Listrik Indonesia | Prospek pengembangan pembangkit listrik tenaga surya (PLTS) atap di sektor industri dinilai kian menjanjikan. CEO & Founder Suryanesia, Rheza Adhihusada, menyatakan optimisme bahwa penambahan kapasitas terpasang PLTS atap dapat mencapai 16,5 Gigawatt peak (GWp), khususnya melalui model layanan Solar-as-a-Service (SaaS) yang menyasar segmen industri dan komersial.
Menurut Rheza, skema SaaS memberi kemudahan bagi pelaku usaha karena memungkinkan pemanfaatan energi surya tanpa investasi awal yang besar. Pendekatan ini juga memberikan kepastian penghematan biaya energi, fleksibilitas kontrak, serta layanan purna jual yang berkelanjutan. Ia menegaskan bahwa strategi bisnis Suryanesia berfokus pada pengelolaan pendapatan yang sehat dan pengendalian biaya agar manfaat ekonomi dapat dirasakan langsung oleh pelanggan.
Sebagai perusahaan yang bergerak di pengembangan energi baru terbarukan, Suryanesia memusatkan perhatian pada pengembangan PLTS atap untuk meningkatkan efisiensi energi di sektor industri dan komersial. Saat ini, sekitar 95 persen klien Suryanesia berasal dari kalangan pabrikan, sementara sisanya merupakan pusat perbelanjaan dan bangunan komersial.
"Mayoritas proyek masih terkonsentrasi di Pulau Jawa, meskipun perusahaan telah mengembangkan beberapa proyek di Sumatera, Sulawesi, dan Kalimantan,"ujarnya dalam tayangan wawancaranya. Dikutip Senin, (29/12/2025).
Dalam jangka pendek, Jawa tetap menjadi pasar utama karena skala proyek yang besar dan kesiapan infrastruktur pendukung. Rheza menilai segmen industri dan komersial memiliki daya tarik paling tinggi karena mampu menghasilkan penghematan biaya yang signifikan. Sementara itu, segmen residensial belum menjadi prioritas karena proyeknya relatif kecil dan membutuhkan waktu serta sumber daya besar untuk membangun portofolio.
Suryanesia juga melihat potensi besar pengembangan PLTS di wilayah tertinggal, terdepan, dan terluar (3T). Banyak wilayah 3T masih mengandalkan genset diesel dengan biaya operasional tinggi dan pasokan listrik yang tidak stabil. PLTS dinilai menjadi solusi yang efisien, namun realisasi proyek masih menunggu kepastian regulasi pemerintah, khususnya terkait rencana pengembangan 100 GW PLTS untuk wilayah 3T.
Dari sisi implementasi, pengembangan PLTS atap memerlukan proses bertahap sebelum mencapai kesepakatan kontrak.

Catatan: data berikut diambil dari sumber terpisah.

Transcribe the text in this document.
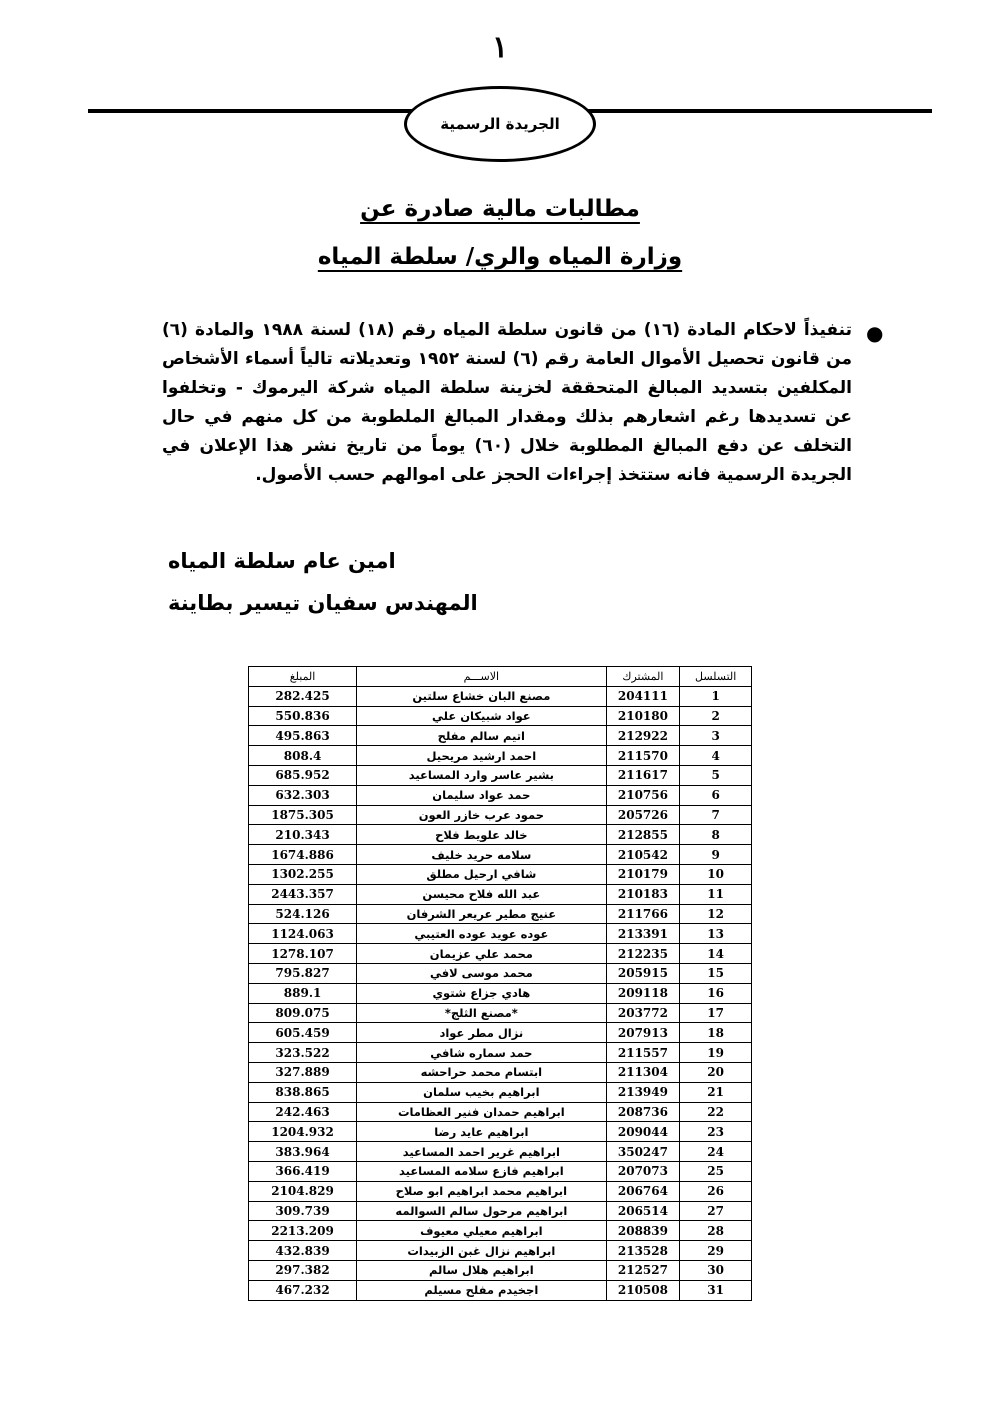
١
الجريدة الرسمية
مطالبات مالية صادرة عن
وزارة المياه والري/ سلطة المياه
●
تنفيذاً لاحكام المادة (١٦) من قانون سلطة المياه رقم (١٨) لسنة ١٩٨٨ والمادة (٦) من قانون تحصيل الأموال العامة رقم (٦) لسنة ١٩٥٢ وتعديلاته تالياً أسماء الأشخاص المكلفين بتسديد المبالغ المتحققة لخزينة سلطة المياه شركة اليرموك - وتخلفوا عن تسديدها رغم اشعارهم بذلك ومقدار المبالغ الملطوبة من كل منهم في حال التخلف عن دفع المبالغ المطلوبة خلال (٦٠) يوماً من تاريخ نشر هذا الإعلان في الجريدة الرسمية فانه ستتخذ إجراءات الحجز على اموالهم حسب الأصول.
امين عام سلطة المياه
المهندس سفيان تيسير بطاينة
التسلسل	المشترك	الاســـم	المبلغ
1	204111	مصنع البان خشاع سلتين	282.425
2	210180	عواد شبيكان علي	550.836
3	212922	اتيم سالم مفلح	495.863
4	211570	احمد ارشيد مريحيل	808.4
5	211617	بشير عاسر وارد المساعيد	685.952
6	210756	حمد عواد سليمان	632.303
7	205726	حمود عرب خازر العون	1875.305
8	212855	خالد علويط فلاح	210.343
9	210542	سلامه حريد خليف	1674.886
10	210179	شافي ارحيل مطلق	1302.255
11	210183	عبد الله فلاح محيسن	2443.357
12	211766	عنيج مطير عريعر الشرفان	524.126
13	213391	عوده عويد عوده العتيبي	1124.063
14	212235	محمد علي عزيمان	1278.107
15	205915	محمد موسى لافي	795.827
16	209118	هادي جزاع شتوي	889.1
17	203772	*مصنع الثلج*	809.075
18	207913	نزال مطر عواد	605.459
19	211557	حمد سماره شافي	323.522
20	211304	ابتسام محمد حراحشه	327.889
21	213949	ابراهيم بخيب سلمان	838.865
22	208736	ابراهيم حمدان فنير العظامات	242.463
23	209044	ابراهيم عايد رضا	1204.932
24	350247	ابراهيم غرير احمد المساعيد	383.964
25	207073	ابراهيم فازع سلامه المساعيد	366.419
26	206764	ابراهيم محمد ابراهيم ابو صلاح	2104.829
27	206514	ابراهيم مرحول سالم السوالمه	309.739
28	208839	ابراهيم معيلي معيوف	2213.209
29	213528	ابراهيم نزال غبن الزبيدات	432.839
30	212527	ابراهيم هلال سالم	297.382
31	210508	اجخيدم مفلح مسيلم	467.232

Tahapan tersebut meliputi kajian keamanan struktur bangunan, perhitungan potensi penghematan biaya listrik, hingga penyesuaian durasi kontrak dengan kebutuhan pelanggan. Suryanesia berperan aktif mendampingi pelanggan sejak tahap awal perencanaan hingga layanan purna jual untuk memastikan kinerja sistem tetap optimal.
Rheza menekankan pentingnya kolaborasi antara pengembang, pemerintah, PLN, dan para vendor untuk memperlancar perizinan dan pelaksanaan proyek. Ia juga menilai penyederhanaan regulasi di tingkat daerah menjadi faktor penting untuk mendorong percepatan adopsi PLTS atap. Dukungan internal perusahaan serta kemitraan strategis dengan ITMG dan kontraktor menjadi modal penting bagi Suryanesia dalam memperluas portofolio proyek.
Ke depan, Suryanesia menargetkan kapasitas pemasangan PLTS atap mencapai 1 GW di Indonesia pada 2026. Selain itu, perusahaan juga berambisi berkontribusi dalam pengembangan proyek energi terbarukan berskala besar dengan mendukung PLN melalui skema Independent Power Producer (IPP).